Stochastic Physics Perturbations
The forecast model tries to replicate the complex dynamics of the atmosphere and it does this by including many equations and approximations. These approximations will not always adequately represent the processes taking place and this can lead to errors in the forecast.
To account for as many different causes of forecast error as possible, MOGREPS makes small random variations to the forecast model itself, referred to as stochastic physics perturbations, as well as changes to the initial state. 1
- Randomly selected historical analysis increments which create ensemble spread and have the added benefit of reducing systematic model bias.
- Stochastic Kinetic-Energy Backscatter (SKEB). To backscatter (stochastically) into the forecast model some of the energy excessively dissipated by it at scales near the truncation limit. 2
- Stochastic Perturbation of Physics Tendencies (SPT). This scheme makes small random changes to the total tendencies from model physics routines returned to the model grid variables, recognising the uncertainties due to approximations inherent within the physics schemes.
- Perturbations are also applied to the Sea Surface Temperature (SST)3 and the Soil Moisture content, two surface parameters which have a significant impact on the evolution of the forecast for the atmosphere.
Each time we run an ensemble forecast, we use 17 of those perturbations, plus the 1 unperturbed analysis, as starting conditions for an ensemble of 18 different forecasts. We strongly recommend users to combine the previous 18 ensemble members with the current ensemble members to create a 36 member time-lagged forecast.
- 18 members – 1 control member and 17 perturbed members forecast to 7 days (198 hours).
- 36 time-lagged members – combining these 18 members with the 18 members from the previous cycle (6 hours earlier) to give a 36 member ensemble provides a much better representation of the spread of possible evolutions. The inclusion of the 2 analysis cycles improves the quality of the total ensemble spread. (Depending on the time of day at which the forecast is being used, the most recent members may be members 0-17 or 18-35).
Threshold and Probability Scenarios
What are the chances it will be warm enough to commence a garden party at 1pm?
- Assuming 20 Celsius is warm enough and based on 12 members predicting a temperature of less than 20 Celsius and 24 predicting a temperature of 20 Celsius or greater, the probability that the temperature shall rise above 20 Celsius is (24/36) x 100 = 67%.

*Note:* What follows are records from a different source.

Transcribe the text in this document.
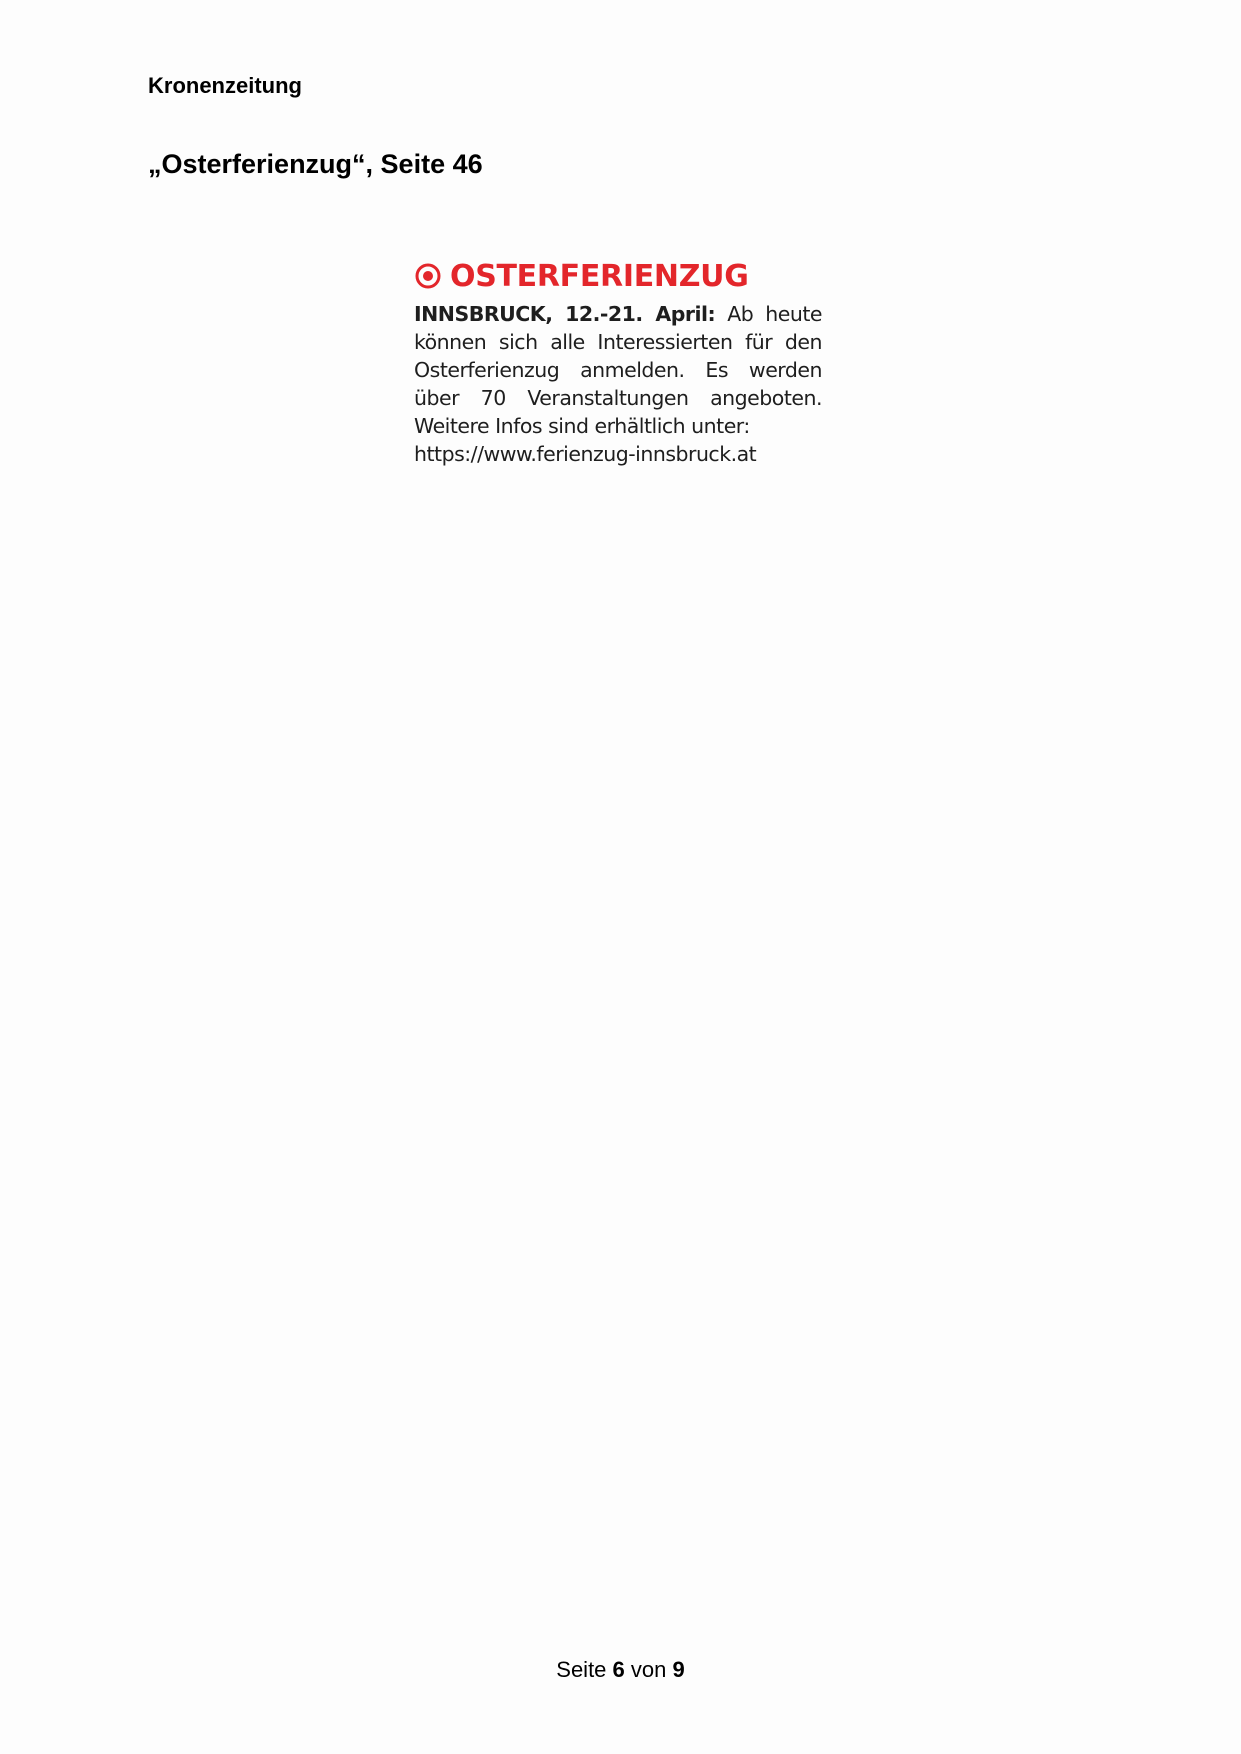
Kronenzeitung

„Osterferienzug“, Seite 46
OSTERFERIENZUG
INNSBRUCK, 12.-21. April: Ab heute können sich alle Interessierten für den Osterferienzug anmelden. Es werden über 70 Veranstaltungen angeboten. Weitere Infos sind erhältlich unter:
https://www.ferienzug-innsbruck.at
Seite 6 von 9
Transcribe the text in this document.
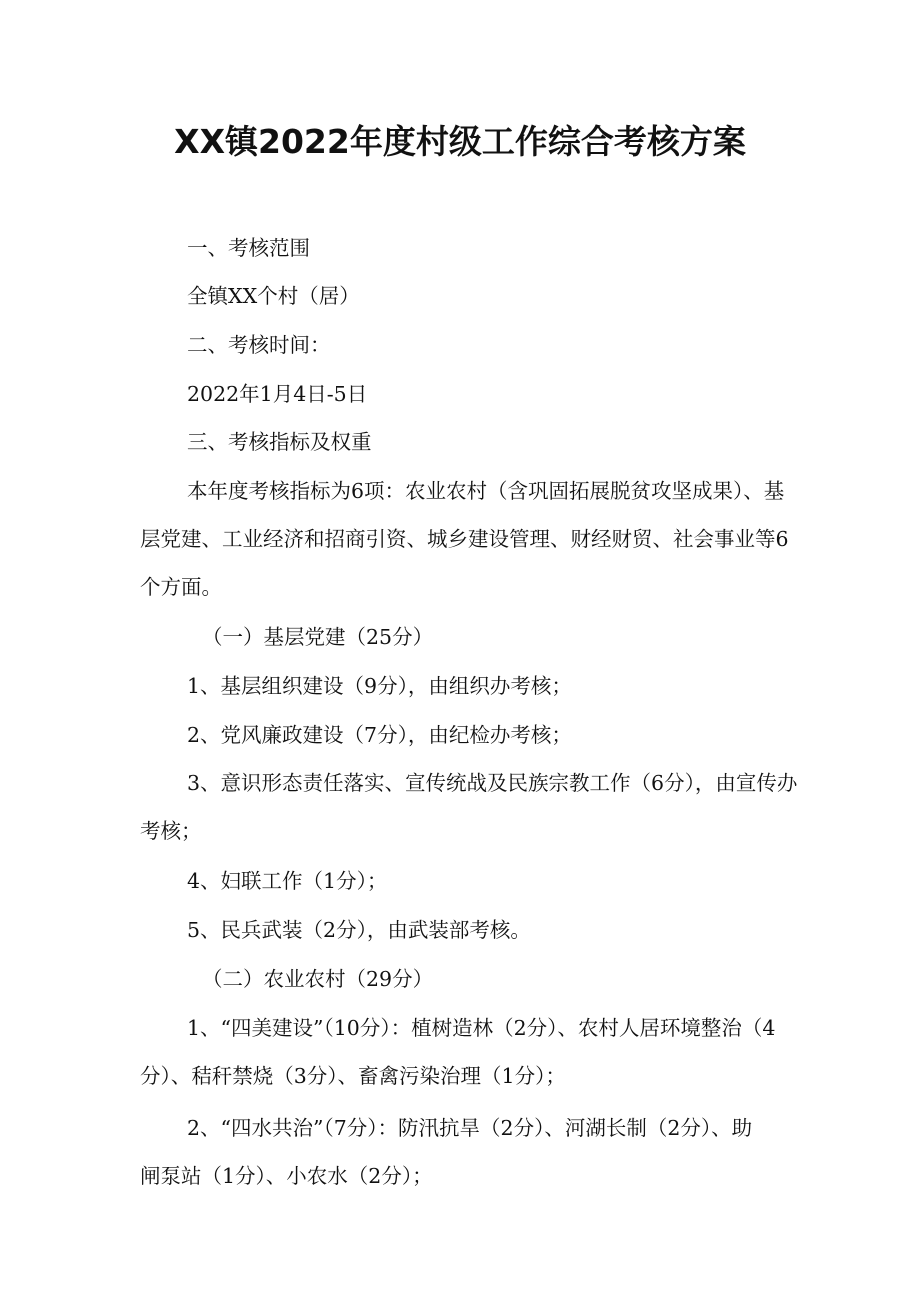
XX镇2022年度村级工作综合考核方案

一、考核范围

全镇XX个村（居）

二、考核时间：

2022年1月4日-5日

三、考核指标及权重

本年度考核指标为6项：农业农村（含巩固拓展脱贫攻坚成果）、基层党建、工业经济和招商引资、城乡建设管理、财经财贸、社会事业等6个方面。

（一）基层党建（25分）

1、基层组织建设（9分），由组织办考核；

2、党风廉政建设（7分），由纪检办考核；

3、意识形态责任落实、宣传统战及民族宗教工作（6分），由宣传办考核；

4、妇联工作（1分）；

5、民兵武装（2分），由武装部考核。

（二）农业农村（29分）

1、“四美建设”（10分）：植树造林（2分）、农村人居环境整治（4分）、秸秆禁烧（3分）、畜禽污染治理（1分）；

2、“四水共治”（7分）：防汛抗旱（2分）、河湖长制（2分）、助闸泵站（1分）、小农水（2分）；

Will it rain during an air show tomorrow afternoon?
- Based on 18 members predicting dry weather and 18 predicting precipitation, the probability that precipitation shall take place tomorrow afternoon is (18/36) x 100 = 50%.
Will the wind be safe enough to fly in a hot air balloon tomorrow?
- Assuming a wind speed below 3 m/s is acceptable for balloon flight and based on 6 members predicting a wind speed of higher than 3 m/s and 30 members predicting a wind speed of less than 3 m/s, the probability that the wind speed shall be below 3 m/s tomorrow is (30/36) x 100 = 83%.
- A Stochastic Kinetic Energy Backscatter Algorithm for Use in Ensemble Prediction Systems – Shutts, 2004. European Centre for Medium Range Weather Forecasts.